Any of those is cause to take thirty minutes, pick the most common recipe, and extract it into a named file.
When not to reach for skills
Two honest warnings.
Don’t build skills for everything. If your agent has one job and the recipe is stable, a good system prompt is still the right tool. Skills are a response to breadth. An agent with one well-shaped job doesn’t need them. Over-using skills is a way of pretending every task is a separate one, which is rarely true.
Don’t use a skill as a security boundary. Nothing about putting a recipe in a file enforces it in code. A determined user — or a confused model — can ignore a skill’s guardrails just as easily as they can ignore a system prompt’s. If a rule really must not be broken, enforce it in code after the model produces its output. Skills are about organizing instructions, not about guaranteeing them.

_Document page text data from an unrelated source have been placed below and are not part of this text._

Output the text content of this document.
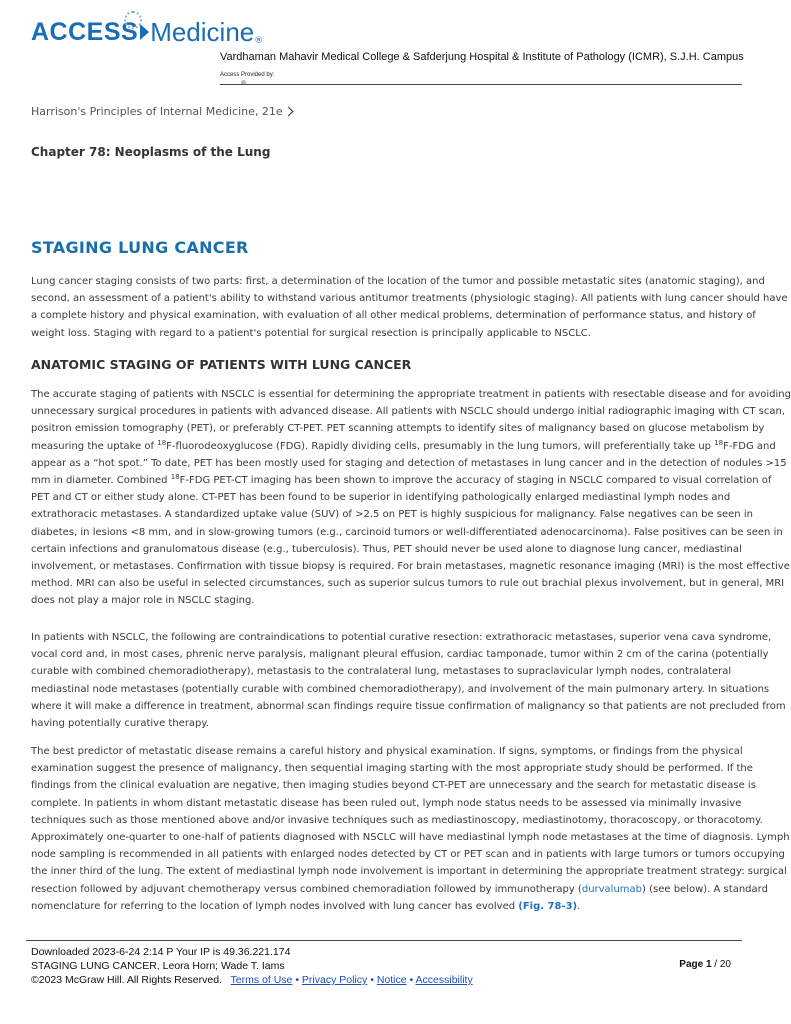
ACCESS Medicine ®
Vardhaman Mahavir Medical College & Safderjung Hospital & Institute of Pathology (ICMR), S.J.H. Campus
Access Provided by:
Harrison's Principles of Internal Medicine, 21e
Chapter 78: Neoplasms of the Lung
STAGING LUNG CANCER
Lung cancer staging consists of two parts: first, a determination of the location of the tumor and possible metastatic sites (anatomic staging), and
second, an assessment of a patient's ability to withstand various antitumor treatments (physiologic staging). All patients with lung cancer should have
a complete history and physical examination, with evaluation of all other medical problems, determination of performance status, and history of
weight loss. Staging with regard to a patient's potential for surgical resection is principally applicable to NSCLC.
ANATOMIC STAGING OF PATIENTS WITH LUNG CANCER
The accurate staging of patients with NSCLC is essential for determining the appropriate treatment in patients with resectable disease and for avoiding
unnecessary surgical procedures in patients with advanced disease. All patients with NSCLC should undergo initial radiographic imaging with CT scan,
positron emission tomography (PET), or preferably CT-PET. PET scanning attempts to identify sites of malignancy based on glucose metabolism by
measuring the uptake of $^{18}$F-fluorodeoxyglucose (FDG). Rapidly dividing cells, presumably in the lung tumors, will preferentially take up $^{18}$F-FDG and
appear as a “hot spot.” To date, PET has been mostly used for staging and detection of metastases in lung cancer and in the detection of nodules >15
mm in diameter. Combined $^{18}$F-FDG PET-CT imaging has been shown to improve the accuracy of staging in NSCLC compared to visual correlation of
PET and CT or either study alone. CT-PET has been found to be superior in identifying pathologically enlarged mediastinal lymph nodes and
extrathoracic metastases. A standardized uptake value (SUV) of >2.5 on PET is highly suspicious for malignancy. False negatives can be seen in
diabetes, in lesions <8 mm, and in slow-growing tumors (e.g., carcinoid tumors or well-differentiated adenocarcinoma). False positives can be seen in
certain infections and granulomatous disease (e.g., tuberculosis). Thus, PET should never be used alone to diagnose lung cancer, mediastinal
involvement, or metastases. Confirmation with tissue biopsy is required. For brain metastases, magnetic resonance imaging (MRI) is the most effective
method. MRI can also be useful in selected circumstances, such as superior sulcus tumors to rule out brachial plexus involvement, but in general, MRI
does not play a major role in NSCLC staging.
In patients with NSCLC, the following are contraindications to potential curative resection: extrathoracic metastases, superior vena cava syndrome,
vocal cord and, in most cases, phrenic nerve paralysis, malignant pleural effusion, cardiac tamponade, tumor within 2 cm of the carina (potentially
curable with combined chemoradiotherapy), metastasis to the contralateral lung, metastases to supraclavicular lymph nodes, contralateral
mediastinal node metastases (potentially curable with combined chemoradiotherapy), and involvement of the main pulmonary artery. In situations
where it will make a difference in treatment, abnormal scan findings require tissue confirmation of malignancy so that patients are not precluded from
having potentially curative therapy.
The best predictor of metastatic disease remains a careful history and physical examination. If signs, symptoms, or findings from the physical
examination suggest the presence of malignancy, then sequential imaging starting with the most appropriate study should be performed. If the
findings from the clinical evaluation are negative, then imaging studies beyond CT-PET are unnecessary and the search for metastatic disease is
complete. In patients in whom distant metastatic disease has been ruled out, lymph node status needs to be assessed via minimally invasive
techniques such as those mentioned above and/or invasive techniques such as mediastinoscopy, mediastinotomy, thoracoscopy, or thoracotomy.
Approximately one-quarter to one-half of patients diagnosed with NSCLC will have mediastinal lymph node metastases at the time of diagnosis. Lymph
node sampling is recommended in all patients with enlarged nodes detected by CT or PET scan and in patients with large tumors or tumors occupying
the inner third of the lung. The extent of mediastinal lymph node involvement is important in determining the appropriate treatment strategy: surgical
resection followed by adjuvant chemotherapy versus combined chemoradiation followed by immunotherapy (durvalumab) (see below). A standard
nomenclature for referring to the location of lymph nodes involved with lung cancer has evolved (Fig. 78-3).
Downloaded 2023-6-24 2:14 P Your IP is 49.36.221.174
STAGING LUNG CANCER, Leora Horn; Wade T. Iams
©2023 McGraw Hill. All Rights Reserved. Terms of Use • Privacy Policy • Notice • Accessibility
Page 1 / 20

Everything from post 3 on system prompts about the distinction between rules the model should follow and rules the code must enforce still applies here. The file format changes; the underlying honesty does not.
Where to read deeper
If this post has you curious about how to actually build skills — the file layout, the discovery mechanism, the composition patterns, the gotchas — there’s a companion series on this blog that goes deep on exactly that:
- AI Skills — What They Are, How They Work — six posts covering the concept, the anatomy of a skill file, building your first one, composing skills, and real workflow patterns.
Where From Chat to Agent is the ladder, AI Skills is the tool belt you hang from the top of it. If you’ve followed this series to here, you have the context to skim it in an evening.
Closing
An agent with skills is not smarter than an agent without them. It is more organized. Its system prompt stays small. Its behavior stays predictable. Its capabilities grow additively — one new file at a time — instead of entropically, with every new task mutating the central prompt.
For a small agent, this is overkill. For a growing one, it is the pattern that separates a demo from a system that keeps working as its scope triples.
That’s the appendix.
If you came in through post 1, you’ve now walked the whole ladder — plus this one side trip. Go build something. The rungs are there; the playbook is up to you.